Teaching is widely seen to be a feminised profession. The beliefs that women dominate all aspects of teaching, are better suited to the requirements of the role, and will have careers that fit neatly into their familial obligations are intrinsically nestled into societal ideals. Over the past several decades, multiple studies have detailed the tensions of being a working mother. While this phenomenon has gained broad recognition, the tensions of being a teacher-mother are less studied and less understood by society.

This thesis examines teacher-mothers’ realities, revealing the interplay between women’s agency and the societal and professional structures that influence their ability to create work-life alignment. Specifically, this study mobilises the interaction of sociology and feminism to theorise teacher-mothers' experiences in their domestic and work spaces and how these were often intertwined. It questions how teacher-mothers negotiate the complex relationships between their own experiences and the perspectives of others. In doing so, it examines the tensions where different ideologies converge, confronting the inherent discord between societal assumptions of the feminisation of teaching and the lived realities of being a teacher-mother.

This study amplifies teacher-mothers’ voices in its design, focus and findings. By taking photographs of their daily lives, the women were able to illustrate and articulate their experiences in detail during photo-elicitation interviews. While society and educational agents often view teaching as a family-oriented career choice, there are significant challenges contrary to this belief. This widely held view is detrimental to both individual teacher-mothers and the education sector as a whole. Yet the teacher-mothers in this study were not simply at the mercy of social structures. While they were pulled between opposing ideologies regarding successful women and intensive mothering, their practices represented an agency that helped them to shape the conditions in which they worked. The role of the school organisation and school leaders were also found to be influential in shaping their experiences. The school acted as a mediator between macro-level determinants and the women’s micro-level realities.

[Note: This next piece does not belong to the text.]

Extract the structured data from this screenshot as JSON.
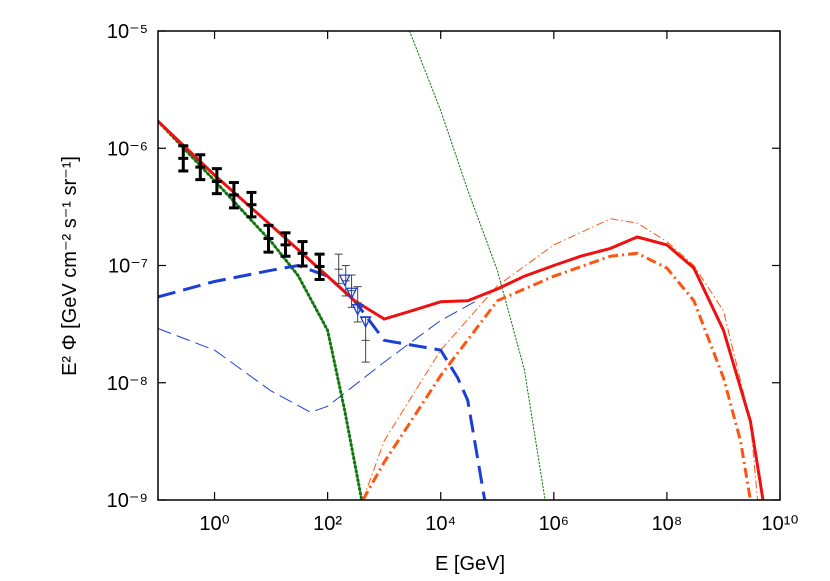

Taking account of both structure and agency when studying teacher-mothers’ work allows their experiences to be understood while recognising that women can also impact larger gendered structures. They are simultaneously shaped by and shaping the world around them. With this in mind, it is hoped that the findings and recommendations of this thesis will support women in their transition from teacher to teacher-mother and also support actors in the education system to definitively see the complexities of this time in a critical group of educators' personal and professional lives. This understanding comes with a professional shift towards respecting all teachers as carers both within and outside of their classrooms and, secondly, empowering teachers to build alignment between these socially valued aspects of their lives.